Now Labor seems to be pulling the same tricks, find a group and persuade them to support the party line, irrespective of their standing in traditional culture.
For example, I call on Alex Nelson to remind us of the story behind the Aboriginal housing between the Ilpeye Ilpeye town camp and Undoolya Rd.
I forget the details but I’m sure there was shenanigans involved.
And as I have asked before, who has the authority to put “national” next to “Aboriginal” in the name of this gallery?
Not the NT government, that’s for sure.


Gallery: Anzac Oval still the sticking point
What they said….
1.The TO’s, when last I heard, had said they want it south of The Gap; and also
2. Given this potential olive branch offered by the council by shoe-horning a gallery onto the now-desecrated whitefella heritage site of the school, why would the NT government want to spend even more of the taxpayer money we don’t have to relocate the rugby ground?
3. I still don’t get where the “national” in the name comes from. Will local Aboriginal people want to take responsibility for deciding to call such a gallery “national” without a national Aboriginal consensus? Has any effort been made to gain such approval, and if so from which national Aboriginal body with the authority to give it?


Former Anzac Hill High School: time to take stock
In the days of the CLP government of the 80’s and 90’s it was easy to believe that under a Labor government things would be different, and some pride might be taken in our heritage.
However things have fared little better under the ALP. Memorably we saw the irony of an Aboriginal minister approving the demolition of the whitefella heritage Rieff building (with the charming pressed tin verandah ceiling) on the corner of Hartley and Gregory, to enable the expansion of the Aboriginal-owned Yeperenye Centre. Was this a bit of payback for the wanton destruction of Aboriginal sacred sites around town (eg the Caterpillar tail on Barrett Drive)?
And now we have the apparent childish peevishness of “well you mob don’t want to let us build the (so called) National Aboriginal Art Gallery where we know it should go so guess what we’re going to knock down your old high school so Nyah Nyah Nyah”.
For Goodness’ sakes.
I can’t tell the difference between the CLP Drongos and the ALP ones.
It will make it hard to get out of bed on polling day…

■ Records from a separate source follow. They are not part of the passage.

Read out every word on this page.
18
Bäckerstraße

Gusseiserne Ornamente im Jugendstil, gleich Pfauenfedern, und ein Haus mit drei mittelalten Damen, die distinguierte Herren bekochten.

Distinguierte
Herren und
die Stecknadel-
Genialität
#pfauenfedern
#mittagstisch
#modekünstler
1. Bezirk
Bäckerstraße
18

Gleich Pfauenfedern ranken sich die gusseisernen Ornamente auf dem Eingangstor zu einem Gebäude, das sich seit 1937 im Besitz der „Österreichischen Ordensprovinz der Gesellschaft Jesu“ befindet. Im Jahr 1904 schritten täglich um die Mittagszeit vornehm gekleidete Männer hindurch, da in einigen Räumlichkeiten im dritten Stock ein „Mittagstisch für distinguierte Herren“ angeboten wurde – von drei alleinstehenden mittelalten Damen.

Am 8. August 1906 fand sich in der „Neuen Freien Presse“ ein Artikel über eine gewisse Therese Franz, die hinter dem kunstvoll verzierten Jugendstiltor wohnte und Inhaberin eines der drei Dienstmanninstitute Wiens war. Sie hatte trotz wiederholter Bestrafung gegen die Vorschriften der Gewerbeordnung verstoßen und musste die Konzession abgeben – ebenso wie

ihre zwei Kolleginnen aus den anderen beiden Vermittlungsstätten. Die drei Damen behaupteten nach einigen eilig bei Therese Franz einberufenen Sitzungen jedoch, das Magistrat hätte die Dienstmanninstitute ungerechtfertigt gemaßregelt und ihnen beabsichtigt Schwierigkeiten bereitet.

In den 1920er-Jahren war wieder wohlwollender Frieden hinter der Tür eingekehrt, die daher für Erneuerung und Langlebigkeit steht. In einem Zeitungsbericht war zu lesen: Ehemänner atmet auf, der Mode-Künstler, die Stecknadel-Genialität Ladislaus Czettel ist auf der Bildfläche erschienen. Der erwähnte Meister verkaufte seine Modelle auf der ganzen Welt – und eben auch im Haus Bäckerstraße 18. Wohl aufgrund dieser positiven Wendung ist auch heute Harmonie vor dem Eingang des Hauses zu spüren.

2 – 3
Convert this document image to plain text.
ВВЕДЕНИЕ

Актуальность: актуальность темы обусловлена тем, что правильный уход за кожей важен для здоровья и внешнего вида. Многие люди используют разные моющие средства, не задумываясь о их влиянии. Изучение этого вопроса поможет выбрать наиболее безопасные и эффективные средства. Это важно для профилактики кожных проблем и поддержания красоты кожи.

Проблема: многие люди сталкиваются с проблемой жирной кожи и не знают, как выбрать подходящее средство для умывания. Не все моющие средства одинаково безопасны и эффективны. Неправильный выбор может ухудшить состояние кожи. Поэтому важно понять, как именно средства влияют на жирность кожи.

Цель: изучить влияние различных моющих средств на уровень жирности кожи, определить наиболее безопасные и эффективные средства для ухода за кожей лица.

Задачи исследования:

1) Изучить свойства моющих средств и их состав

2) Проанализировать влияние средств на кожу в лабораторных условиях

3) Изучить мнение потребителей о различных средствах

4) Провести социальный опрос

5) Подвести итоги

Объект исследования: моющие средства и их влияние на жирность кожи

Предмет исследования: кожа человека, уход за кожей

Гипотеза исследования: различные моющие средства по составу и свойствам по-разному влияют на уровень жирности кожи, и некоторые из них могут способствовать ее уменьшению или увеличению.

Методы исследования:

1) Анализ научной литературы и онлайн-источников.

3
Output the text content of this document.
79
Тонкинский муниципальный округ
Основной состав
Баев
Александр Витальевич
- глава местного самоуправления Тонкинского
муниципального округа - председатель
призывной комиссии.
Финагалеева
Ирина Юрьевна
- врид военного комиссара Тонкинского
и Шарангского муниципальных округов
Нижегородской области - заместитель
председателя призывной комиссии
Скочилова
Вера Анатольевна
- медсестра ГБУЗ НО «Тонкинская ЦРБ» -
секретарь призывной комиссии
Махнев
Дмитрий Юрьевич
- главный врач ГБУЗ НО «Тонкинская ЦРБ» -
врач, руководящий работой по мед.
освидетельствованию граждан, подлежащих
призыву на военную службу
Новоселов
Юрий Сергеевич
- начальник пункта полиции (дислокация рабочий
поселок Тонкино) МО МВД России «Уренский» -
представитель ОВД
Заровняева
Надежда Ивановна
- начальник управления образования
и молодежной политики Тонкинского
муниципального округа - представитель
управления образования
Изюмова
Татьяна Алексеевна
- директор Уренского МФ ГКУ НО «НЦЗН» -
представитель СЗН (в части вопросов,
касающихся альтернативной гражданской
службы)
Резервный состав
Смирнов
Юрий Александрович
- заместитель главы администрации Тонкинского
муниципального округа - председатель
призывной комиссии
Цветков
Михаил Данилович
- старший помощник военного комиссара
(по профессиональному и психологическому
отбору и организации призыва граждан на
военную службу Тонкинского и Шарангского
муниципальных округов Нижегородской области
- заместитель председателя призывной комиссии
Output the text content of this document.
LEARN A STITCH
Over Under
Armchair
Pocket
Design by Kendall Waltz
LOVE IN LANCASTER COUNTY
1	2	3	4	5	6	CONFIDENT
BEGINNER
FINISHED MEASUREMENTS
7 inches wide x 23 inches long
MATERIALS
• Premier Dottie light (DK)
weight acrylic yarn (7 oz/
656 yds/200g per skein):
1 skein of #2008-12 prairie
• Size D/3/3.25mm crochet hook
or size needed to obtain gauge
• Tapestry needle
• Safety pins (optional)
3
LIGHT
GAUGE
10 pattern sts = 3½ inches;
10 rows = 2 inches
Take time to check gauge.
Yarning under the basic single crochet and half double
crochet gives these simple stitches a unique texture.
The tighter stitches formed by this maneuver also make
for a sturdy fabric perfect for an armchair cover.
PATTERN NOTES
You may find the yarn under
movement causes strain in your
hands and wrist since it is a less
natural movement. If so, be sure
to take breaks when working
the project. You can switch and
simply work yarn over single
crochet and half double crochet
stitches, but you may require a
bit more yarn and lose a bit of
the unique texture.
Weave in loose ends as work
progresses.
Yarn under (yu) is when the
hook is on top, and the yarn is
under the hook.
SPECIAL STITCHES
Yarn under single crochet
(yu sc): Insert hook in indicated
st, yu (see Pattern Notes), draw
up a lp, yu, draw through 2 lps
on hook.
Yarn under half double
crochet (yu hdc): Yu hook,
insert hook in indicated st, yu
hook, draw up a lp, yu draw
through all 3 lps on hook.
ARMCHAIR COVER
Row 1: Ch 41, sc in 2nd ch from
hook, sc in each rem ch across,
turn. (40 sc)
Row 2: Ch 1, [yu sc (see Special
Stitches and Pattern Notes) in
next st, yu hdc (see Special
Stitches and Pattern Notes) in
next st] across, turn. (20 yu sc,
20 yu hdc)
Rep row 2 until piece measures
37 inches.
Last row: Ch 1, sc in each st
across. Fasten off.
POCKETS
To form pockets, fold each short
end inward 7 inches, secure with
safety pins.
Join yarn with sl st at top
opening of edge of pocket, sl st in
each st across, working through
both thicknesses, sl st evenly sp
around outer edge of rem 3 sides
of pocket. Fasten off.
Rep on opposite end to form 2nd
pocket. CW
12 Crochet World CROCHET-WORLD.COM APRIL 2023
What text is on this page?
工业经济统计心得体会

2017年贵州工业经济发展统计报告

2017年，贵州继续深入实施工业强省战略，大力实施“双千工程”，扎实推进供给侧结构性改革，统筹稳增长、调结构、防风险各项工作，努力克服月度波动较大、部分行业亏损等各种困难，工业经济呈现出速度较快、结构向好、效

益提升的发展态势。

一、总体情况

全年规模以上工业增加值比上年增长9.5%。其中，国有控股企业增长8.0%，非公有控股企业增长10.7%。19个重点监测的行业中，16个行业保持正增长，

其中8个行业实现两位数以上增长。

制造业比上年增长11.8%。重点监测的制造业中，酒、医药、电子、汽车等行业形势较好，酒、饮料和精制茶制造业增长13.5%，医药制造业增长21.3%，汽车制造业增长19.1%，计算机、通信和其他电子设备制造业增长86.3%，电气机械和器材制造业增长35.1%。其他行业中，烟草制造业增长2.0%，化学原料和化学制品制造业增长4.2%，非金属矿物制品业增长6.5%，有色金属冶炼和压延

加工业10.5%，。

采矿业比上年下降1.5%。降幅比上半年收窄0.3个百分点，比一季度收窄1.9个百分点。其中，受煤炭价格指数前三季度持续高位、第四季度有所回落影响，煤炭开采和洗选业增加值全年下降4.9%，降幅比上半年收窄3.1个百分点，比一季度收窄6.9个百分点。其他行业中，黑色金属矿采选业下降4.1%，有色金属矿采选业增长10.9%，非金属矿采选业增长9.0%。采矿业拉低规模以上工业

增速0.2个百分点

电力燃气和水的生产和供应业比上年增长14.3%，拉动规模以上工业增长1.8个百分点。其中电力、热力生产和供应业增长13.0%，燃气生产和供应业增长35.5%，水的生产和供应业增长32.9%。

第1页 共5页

Council cemetery: Seven years of planning, no conclusive result
It is indeed hot and barren at the Memorial Avenue cemetery, so how about building a giant shade structure over the top?
This could be two stories high and be used as, guess what, a National Aboriginal Art Gallery.
There I already lots of car parking available at the Aviation Museum and Araluen Gallery…
Oh, I forgot.
Perhaps the Aboriginal artists and their community might like to be asked where they want a gallery.
Sorry. Stupid idea. I take it back.
But only half as stupid as knocking down a 10 year old, $10m “state of the art” sustainable council chamber to build a gallery.
Though of course that would avoid any arguments about the need to heritage list the Council Chambers in future.
Oh dear oh dear, we really do live in Drongoland.